Gespannt bin ich darauf, wie mir die Kurosawa-Adaptionen//Interpretationen/Inspirationen der verschiedenen Shakespearstoffe gefallen werden. Ich fand nämlich die Story bei Shakespeare immer besser als die (Form der) Dialoge und der Gore bei Polanskis MacBeth (ich glaube, dass war auch die Shakespeare-Verfilmung, die mir am besten gefallen hat) hat dem Film auch ganz gut getan  :king: ;)

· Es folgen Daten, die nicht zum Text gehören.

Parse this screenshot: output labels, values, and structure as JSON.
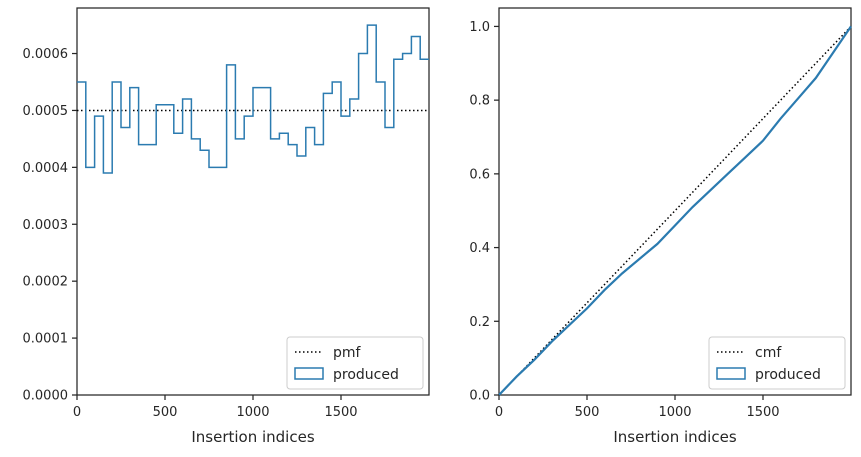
{
  "chart_data": [
    {
      "type": "histogram-step",
      "xlabel": "Insertion indices",
      "ylabel": "",
      "xlim": [
        0,
        2000
      ],
      "ylim": [
        0,
        0.00068
      ],
      "xticks": [
        0,
        500,
        1000,
        1500
      ],
      "xtick_labels": [
        "0",
        "500",
        "1000",
        "1500"
      ],
      "yticks": [
        0,
        0.0001,
        0.0002,
        0.0003,
        0.0004,
        0.0005,
        0.0006
      ],
      "ytick_labels": [
        "0.0000",
        "0.0001",
        "0.0002",
        "0.0003",
        "0.0004",
        "0.0005",
        "0.0006"
      ],
      "legend_position": "lower-right",
      "grid": false,
      "reference": {
        "name": "pmf",
        "style": "dotted",
        "color": "#000000",
        "value": 0.0005
      },
      "series": [
        {
          "name": "produced",
          "color": "#2b7bb0",
          "bin_width": 50,
          "bin_starts": [
            0,
            50,
            100,
            150,
            200,
            250,
            300,
            350,
            400,
            450,
            500,
            550,
            600,
            650,
            700,
            750,
            800,
            850,
            900,
            950,
            1000,
            1050,
            1100,
            1150,
            1200,
            1250,
            1300,
            1350,
            1400,
            1450,
            1500,
            1550,
            1600,
            1650,
            1700,
            1750,
            1800,
            1850,
            1900,
            1950
          ],
          "values": [
            0.00055,
            0.0004,
            0.00049,
            0.00039,
            0.00055,
            0.00047,
            0.00054,
            0.00044,
            0.00044,
            0.00051,
            0.00051,
            0.00046,
            0.00052,
            0.00045,
            0.00043,
            0.0004,
            0.0004,
            0.00058,
            0.00045,
            0.00049,
            0.00054,
            0.00054,
            0.00045,
            0.00046,
            0.00044,
            0.00042,
            0.00047,
            0.00044,
            0.00053,
            0.00055,
            0.00049,
            0.00052,
            0.0006,
            0.00065,
            0.00055,
            0.00047,
            0.00059,
            0.0006,
            0.00063,
            0.00059
          ]
        }
      ]
    },
    {
      "type": "line",
      "xlabel": "Insertion indices",
      "ylabel": "",
      "xlim": [
        0,
        2000
      ],
      "ylim": [
        0,
        1.05
      ],
      "xticks": [
        0,
        500,
        1000,
        1500
      ],
      "xtick_labels": [
        "0",
        "500",
        "1000",
        "1500"
      ],
      "yticks": [
        0,
        0.2,
        0.4,
        0.6,
        0.8,
        1.0
      ],
      "ytick_labels": [
        "0.0",
        "0.2",
        "0.4",
        "0.6",
        "0.8",
        "1.0"
      ],
      "legend_position": "lower-right",
      "grid": false,
      "reference": {
        "name": "cmf",
        "style": "dotted",
        "color": "#000000",
        "x": [
          0,
          2000
        ],
        "y": [
          0,
          1.0
        ]
      },
      "series": [
        {
          "name": "produced",
          "color": "#2b7bb0",
          "x": [
            0,
            100,
            200,
            300,
            400,
            500,
            600,
            700,
            800,
            850,
            900,
            1000,
            1100,
            1200,
            1300,
            1400,
            1500,
            1600,
            1700,
            1800,
            1900,
            2000
          ],
          "y": [
            0,
            0.05,
            0.095,
            0.145,
            0.19,
            0.235,
            0.285,
            0.33,
            0.37,
            0.39,
            0.41,
            0.46,
            0.51,
            0.555,
            0.6,
            0.645,
            0.69,
            0.75,
            0.805,
            0.86,
            0.93,
            1.0
          ]
        }
      ]
    }
  ]
}
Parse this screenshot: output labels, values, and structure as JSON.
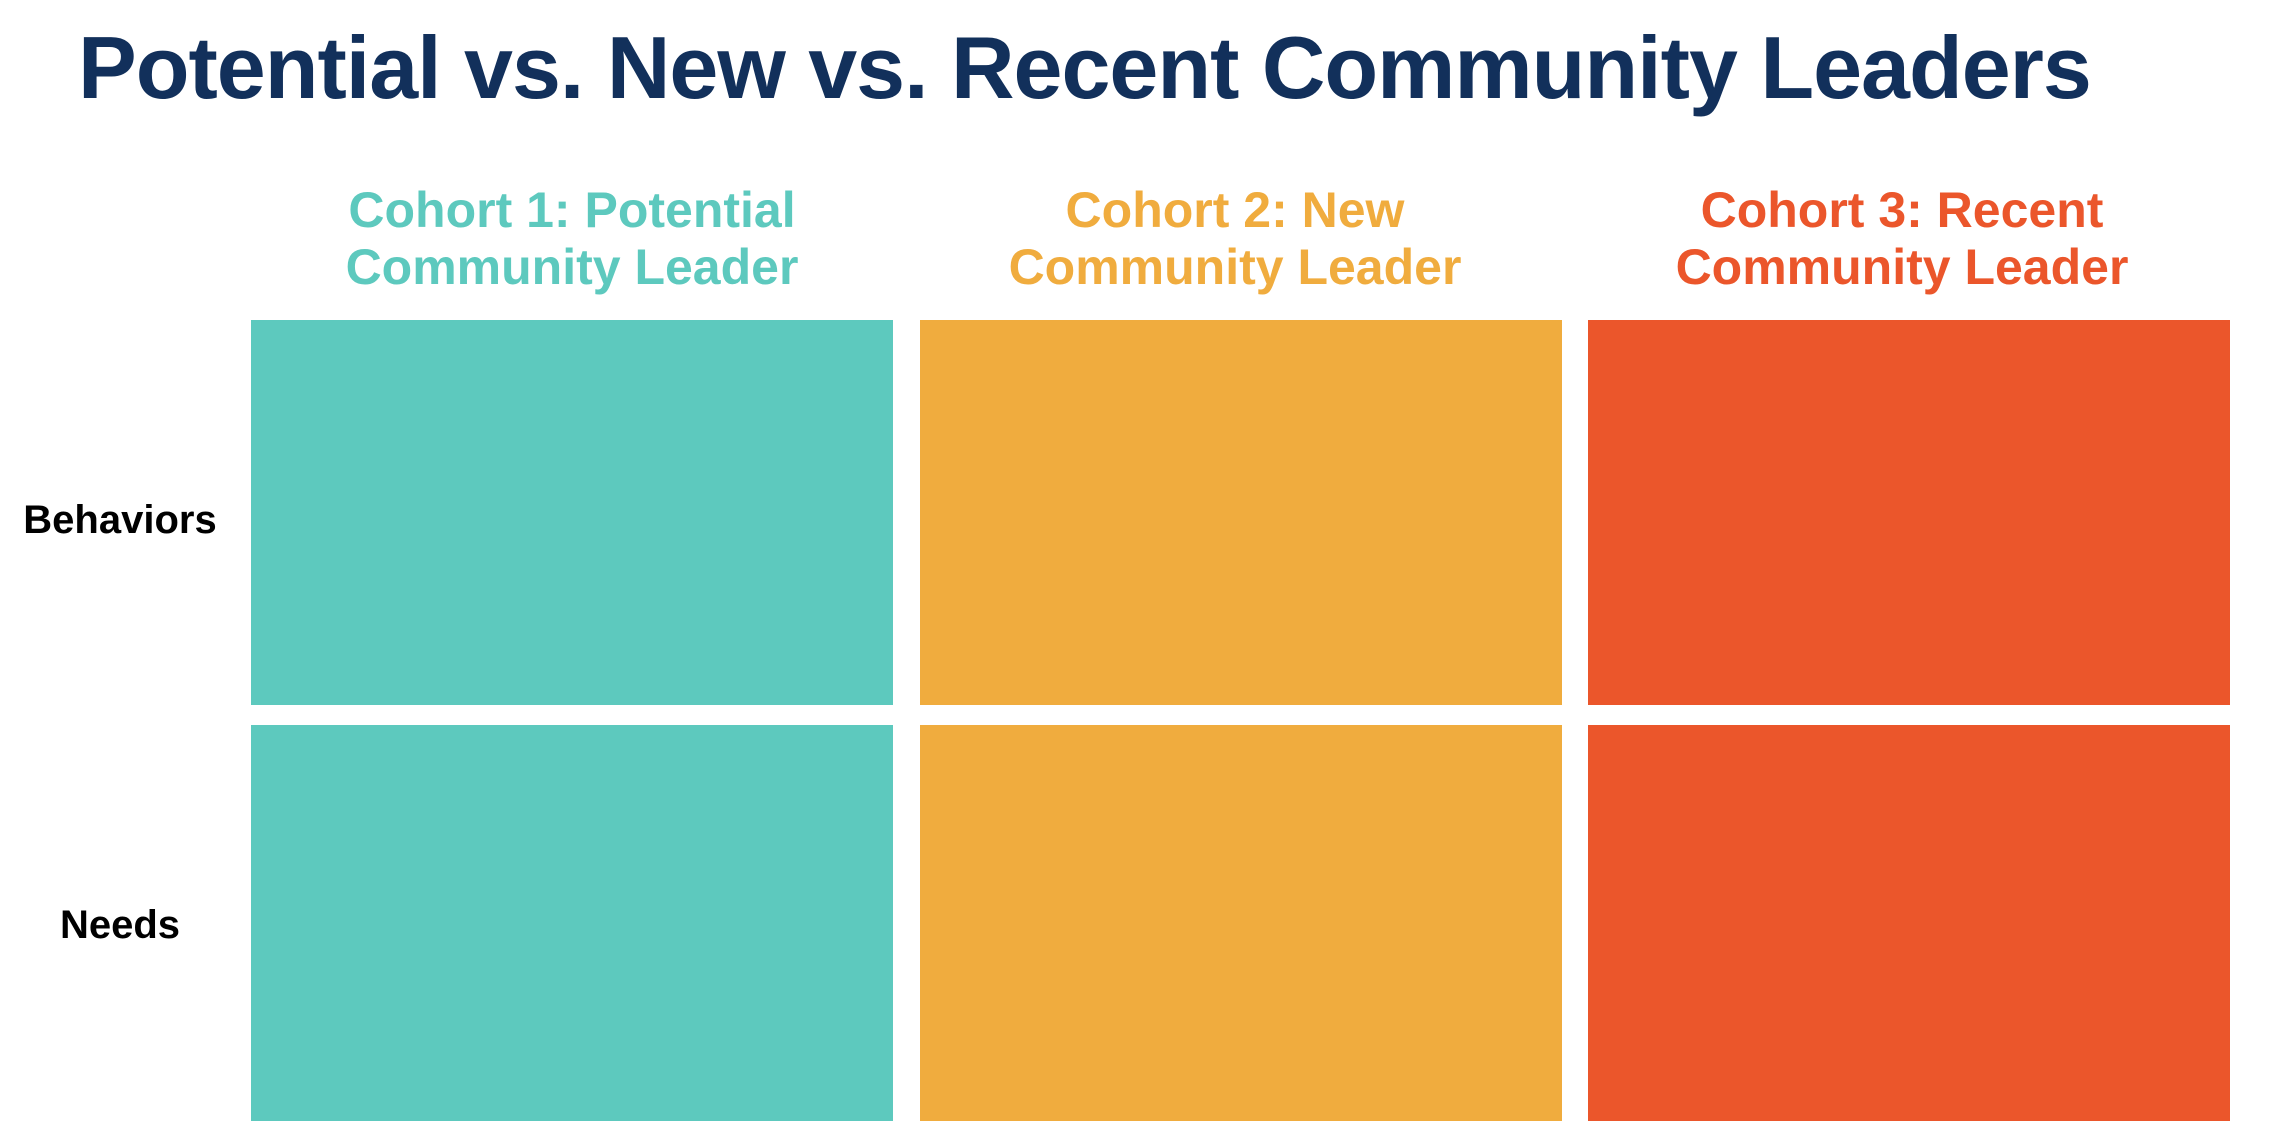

Tja, jetzt hab ich mit dem letzten Satz meinen Ruf wohl vollends ruiniert  :icon_lol:

Zitat von: PierrotLeFou am 28 März 2010, 04:15:28
... aber es spricht ja nichts dagegen, wenn ein talentierter Regisseur ein opulentes, bildgewaltiges Spektakel aus einem Stück macht. (Damit bin ich jetzt wohl bei einem nichtssagenden "Egal wie, hauptsache gut" angekommen... :icon_mrgreen:)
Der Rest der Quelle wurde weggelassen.